Bitten Sie die meisten Menschen, einen KI-Agenten zu definieren, und sie beschreiben einen Chatbot. Genau diese Unterscheidung ist der Kern der Sache. Ein KI-Agent ist ein autonomes System, das seine Umgebung wahrnimmt, entscheidet, was zu tun ist, und auf ein Ziel hin handelt, ohne dass ein Mensch jeden Schritt lenkt. Ein Chatbot wartet auf Ihre nächste Nachricht. Ein Agent erfasst die Situation, macht einen Plan, nutzt Tools und arbeitet weiter, bis die Aufgabe erledigt ist.

Was ist ein KI-Agent?

Ein KI-Agent ist ein autonomes System, das ein großes Sprachmodell nutzt, um Eingaben wahrzunehmen, über ein Ziel zu schließen, Tools auszuwählen und aufzurufen und in einer sich wiederholenden Schleife auf seine Umgebung einzuwirken: Es agiert mit einem gewissen Grad an Eigenständigkeit, statt auf einen einzelnen Prompt zu antworten.

Auf einen Blick

  • Ein KI-Agent nimmt wahr, plant, handelt und beobachtet in einer Schleife, bis ein Ziel erreicht ist. Er leistet Arbeit, nicht nur Konversation.
  • Das Reasoning kommt von einem großen Sprachmodell. Die Fähigkeit kommt von den Tools, die der Agent aufrufen kann: Browser, Code, Dateien, APIs.
  • Ein Chatbot antwortet und hört auf. Ein Agent verfolgt ein Ziel über viele Schritte und Entscheidungen hinweg.
  • Agenten reichen von einfachen Reflex-Agenten bis zu zielbasierten und lernenden Agenten. Produktionssysteme sind meist zielbasiert und mit Gedächtnis.
  • Das Modell liefert Intelligenz, nicht Sicherheit. Isolation, Credential-Schutz und Budgetgrenzen sind das, was Autonomie überlebensfähig macht.

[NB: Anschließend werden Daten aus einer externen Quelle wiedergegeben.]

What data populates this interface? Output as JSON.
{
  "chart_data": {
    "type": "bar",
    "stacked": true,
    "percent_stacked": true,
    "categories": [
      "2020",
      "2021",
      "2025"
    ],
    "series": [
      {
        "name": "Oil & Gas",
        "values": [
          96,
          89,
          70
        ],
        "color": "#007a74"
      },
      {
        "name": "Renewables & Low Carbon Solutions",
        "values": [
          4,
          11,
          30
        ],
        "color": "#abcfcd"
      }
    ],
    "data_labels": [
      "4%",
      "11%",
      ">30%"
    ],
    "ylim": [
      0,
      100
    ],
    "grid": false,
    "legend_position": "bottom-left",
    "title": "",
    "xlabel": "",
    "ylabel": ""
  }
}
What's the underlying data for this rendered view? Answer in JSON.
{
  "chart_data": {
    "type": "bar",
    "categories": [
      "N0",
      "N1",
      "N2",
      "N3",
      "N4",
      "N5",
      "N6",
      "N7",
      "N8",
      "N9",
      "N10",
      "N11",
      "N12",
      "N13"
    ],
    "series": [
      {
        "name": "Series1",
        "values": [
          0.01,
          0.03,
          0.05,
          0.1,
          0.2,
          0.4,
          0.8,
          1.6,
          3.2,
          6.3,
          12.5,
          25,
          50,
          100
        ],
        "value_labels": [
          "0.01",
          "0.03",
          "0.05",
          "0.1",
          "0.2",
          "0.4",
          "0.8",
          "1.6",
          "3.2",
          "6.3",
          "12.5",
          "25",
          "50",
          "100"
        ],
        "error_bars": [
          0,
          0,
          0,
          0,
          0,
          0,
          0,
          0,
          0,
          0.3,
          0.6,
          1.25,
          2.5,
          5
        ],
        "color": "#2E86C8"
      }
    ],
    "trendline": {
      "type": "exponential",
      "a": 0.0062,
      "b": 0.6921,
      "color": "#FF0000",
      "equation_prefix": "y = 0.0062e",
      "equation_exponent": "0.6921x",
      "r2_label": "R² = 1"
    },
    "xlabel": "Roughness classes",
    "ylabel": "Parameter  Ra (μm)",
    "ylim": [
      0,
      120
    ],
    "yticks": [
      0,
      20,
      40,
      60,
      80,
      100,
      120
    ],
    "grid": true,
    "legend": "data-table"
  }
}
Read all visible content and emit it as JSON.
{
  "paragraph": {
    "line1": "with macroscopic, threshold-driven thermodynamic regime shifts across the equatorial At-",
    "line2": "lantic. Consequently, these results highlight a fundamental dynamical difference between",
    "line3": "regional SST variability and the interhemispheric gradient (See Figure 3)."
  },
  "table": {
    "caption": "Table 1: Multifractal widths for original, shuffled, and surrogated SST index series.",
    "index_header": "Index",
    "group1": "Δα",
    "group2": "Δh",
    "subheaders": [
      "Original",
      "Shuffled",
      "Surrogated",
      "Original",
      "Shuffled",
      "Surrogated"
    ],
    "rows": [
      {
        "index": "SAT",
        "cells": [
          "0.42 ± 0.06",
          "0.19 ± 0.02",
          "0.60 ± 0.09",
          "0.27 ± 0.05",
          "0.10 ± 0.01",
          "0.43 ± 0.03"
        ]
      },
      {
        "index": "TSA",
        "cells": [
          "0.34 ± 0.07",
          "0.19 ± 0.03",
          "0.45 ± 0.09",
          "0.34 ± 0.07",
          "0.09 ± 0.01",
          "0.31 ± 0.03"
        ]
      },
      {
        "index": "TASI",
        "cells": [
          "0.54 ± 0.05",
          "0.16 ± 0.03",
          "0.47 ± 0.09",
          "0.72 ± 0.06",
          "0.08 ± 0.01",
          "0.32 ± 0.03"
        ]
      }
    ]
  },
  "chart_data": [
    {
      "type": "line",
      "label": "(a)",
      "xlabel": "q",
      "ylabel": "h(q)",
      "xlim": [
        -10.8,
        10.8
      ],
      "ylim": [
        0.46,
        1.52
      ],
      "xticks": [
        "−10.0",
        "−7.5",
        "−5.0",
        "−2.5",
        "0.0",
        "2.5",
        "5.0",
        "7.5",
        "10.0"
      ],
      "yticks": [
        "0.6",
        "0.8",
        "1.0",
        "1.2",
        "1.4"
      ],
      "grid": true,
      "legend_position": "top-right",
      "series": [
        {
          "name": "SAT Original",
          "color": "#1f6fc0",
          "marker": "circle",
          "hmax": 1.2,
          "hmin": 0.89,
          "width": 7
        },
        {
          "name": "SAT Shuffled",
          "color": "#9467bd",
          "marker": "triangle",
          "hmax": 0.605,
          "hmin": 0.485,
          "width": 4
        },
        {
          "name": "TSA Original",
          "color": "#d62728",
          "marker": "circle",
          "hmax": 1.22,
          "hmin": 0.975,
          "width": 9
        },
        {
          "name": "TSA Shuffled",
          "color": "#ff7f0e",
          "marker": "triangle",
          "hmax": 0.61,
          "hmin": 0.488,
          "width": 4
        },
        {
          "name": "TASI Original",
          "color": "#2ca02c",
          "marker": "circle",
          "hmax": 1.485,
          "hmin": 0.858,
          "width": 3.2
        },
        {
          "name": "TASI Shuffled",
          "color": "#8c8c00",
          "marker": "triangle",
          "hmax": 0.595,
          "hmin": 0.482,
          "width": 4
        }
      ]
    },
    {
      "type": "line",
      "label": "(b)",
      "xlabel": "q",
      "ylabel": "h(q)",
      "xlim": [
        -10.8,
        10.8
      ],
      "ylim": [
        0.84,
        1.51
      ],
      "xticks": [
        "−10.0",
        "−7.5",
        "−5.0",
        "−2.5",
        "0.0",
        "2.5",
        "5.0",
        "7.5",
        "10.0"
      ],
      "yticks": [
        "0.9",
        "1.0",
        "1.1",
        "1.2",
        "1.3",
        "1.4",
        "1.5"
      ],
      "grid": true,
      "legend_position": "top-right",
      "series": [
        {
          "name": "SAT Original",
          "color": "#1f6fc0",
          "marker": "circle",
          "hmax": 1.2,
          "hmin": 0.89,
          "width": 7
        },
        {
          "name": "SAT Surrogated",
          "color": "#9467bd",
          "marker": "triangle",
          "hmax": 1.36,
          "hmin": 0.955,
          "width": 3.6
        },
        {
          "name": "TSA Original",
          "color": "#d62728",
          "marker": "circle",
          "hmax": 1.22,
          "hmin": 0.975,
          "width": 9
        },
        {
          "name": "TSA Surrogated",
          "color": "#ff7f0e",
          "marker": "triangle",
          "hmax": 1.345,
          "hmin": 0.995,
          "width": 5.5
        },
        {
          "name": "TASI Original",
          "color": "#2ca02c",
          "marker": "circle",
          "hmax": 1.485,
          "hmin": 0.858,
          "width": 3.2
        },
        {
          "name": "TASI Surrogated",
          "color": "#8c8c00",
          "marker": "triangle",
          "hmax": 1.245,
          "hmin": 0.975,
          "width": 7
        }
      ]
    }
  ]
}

Der Unterschied zwischen Reden und Handeln

Hier verläuft die Grenze, die einen Agenten von allem anderen trennt, das dieses Etikett trägt.

Ein großes Sprachmodell sagt Text voraus. Stellen Sie eine Frage, bekommen Sie eine Antwort. Mächtig, aber träge: Es tut nichts, bis Sie es erneut anstoßen, und es kann nichts außerhalb der Konversation berühren.

Ein KI-Agent nimmt genau dasselbe Modell und verbindet es mit zwei Dingen, die es vorher nicht hatte: Tools und einem Ziel. Jetzt kann es einen Browser öffnen, Code ausführen, eine E-Mail senden oder eine Datenbank abfragen. Und statt einmal zu antworten, macht es weiter und gleicht die eigene Arbeit mit dem Ziel ab, bis das Ziel erreicht ist.

Diese Verschiebung, vom Antworten zum Verfolgen, ist leicht zu beschreiben und gewaltig in der Praxis. Es ist der Unterschied zwischen einem Assistenten, der Vorschläge macht, und einem Arbeiter, der liefert.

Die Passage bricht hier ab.